やく束は守もります
* 小学三年 星明かり
梨田にとっては、到底納得できる話ではなかった。
「家出する覚悟を示せばきっと伝わると思う。そんなに長い時間じゃなくていい。一晩」
子どもが一晩行方不明になったら、きっと母親は心配して、香月の想いをわかってくれるだろう。
香月と一緒にプロを目指す。
梨田の想いはそれだけだった。
小さく浅い呼吸を繰り返しながらも一向に頷かない香月を見て、梨田は繰り返した。
「カズキなら、きっと棋士になれる。そのチャンスを逃がすなんてもったいないよ」
声には次第に怒りがこもった。
両親も妹も揃っていて、豊かとは言えないまでも生活に困ったところのない梨田に、香月の気持ちが想像できるわけがなかった。
それでもきっぱり断ることができない香月の迷いは、確かに梨田に伝わっていた。
手袋に包まれた手がその気持ちを表すように、握っては開くを繰り返している。
手袋とコートの隙間から覗く、細くて白い手首を梨田は掴んだ。
「家出しないなら、おれが誘拐する」
強く引っ張ると、ほんの一瞬抵抗して、それでも香月はついてきた。
家出するにも、誘拐するにも、宛てなどあるはずもなく、秘密基地だと思いこんでいる保健所裏の車庫の隙間に向かう。
普段から人通りは多くないが、土日は特に人気がない。
古くなって今は物置小屋と化している車庫の裏のスペースを、梨田はたびたび遊び場に使っていた。
「雪の上に座ると濡れるから」
途中、スーパーマーケットの裏口で〈苦うま緑茶〉と〈すっきり烏龍茶〉のダンボール箱を拾って、引きずりながら歩く。
丈夫なダンボール箱は紙と言えどとても重く、つるつる滑る手袋では思った以上の力が必要だった。
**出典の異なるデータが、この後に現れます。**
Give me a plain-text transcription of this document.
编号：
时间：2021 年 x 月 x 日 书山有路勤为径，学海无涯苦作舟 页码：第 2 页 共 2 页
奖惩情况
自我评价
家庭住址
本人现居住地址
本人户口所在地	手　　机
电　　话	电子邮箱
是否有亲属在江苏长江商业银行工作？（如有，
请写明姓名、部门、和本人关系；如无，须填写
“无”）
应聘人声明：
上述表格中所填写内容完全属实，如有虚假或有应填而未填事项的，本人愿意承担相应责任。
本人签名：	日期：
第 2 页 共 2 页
それでも、これが香月を助けるために必要な苦労なのだと、懸命に引きずり続けた。
除雪されていないその場所は、膝上まで雪が積もって、進むのさえ苦労した。
半分埋まりながらたどり着き、梨田は足で踏み固めてふたり分のスペースを作って、ダンボール箱を敷く。
少しだけ高くなっているその場所からは、市が所有している畑が見え、今は一面の雪野原だった。
その中を単線の線路が渡っている。
車庫によって三方は囲まれているものの、遮るものもなく畑から流れてくる空気は冷たい。
震える香月を奥に入れて、梨田は自分で蓋をするように隣に座った。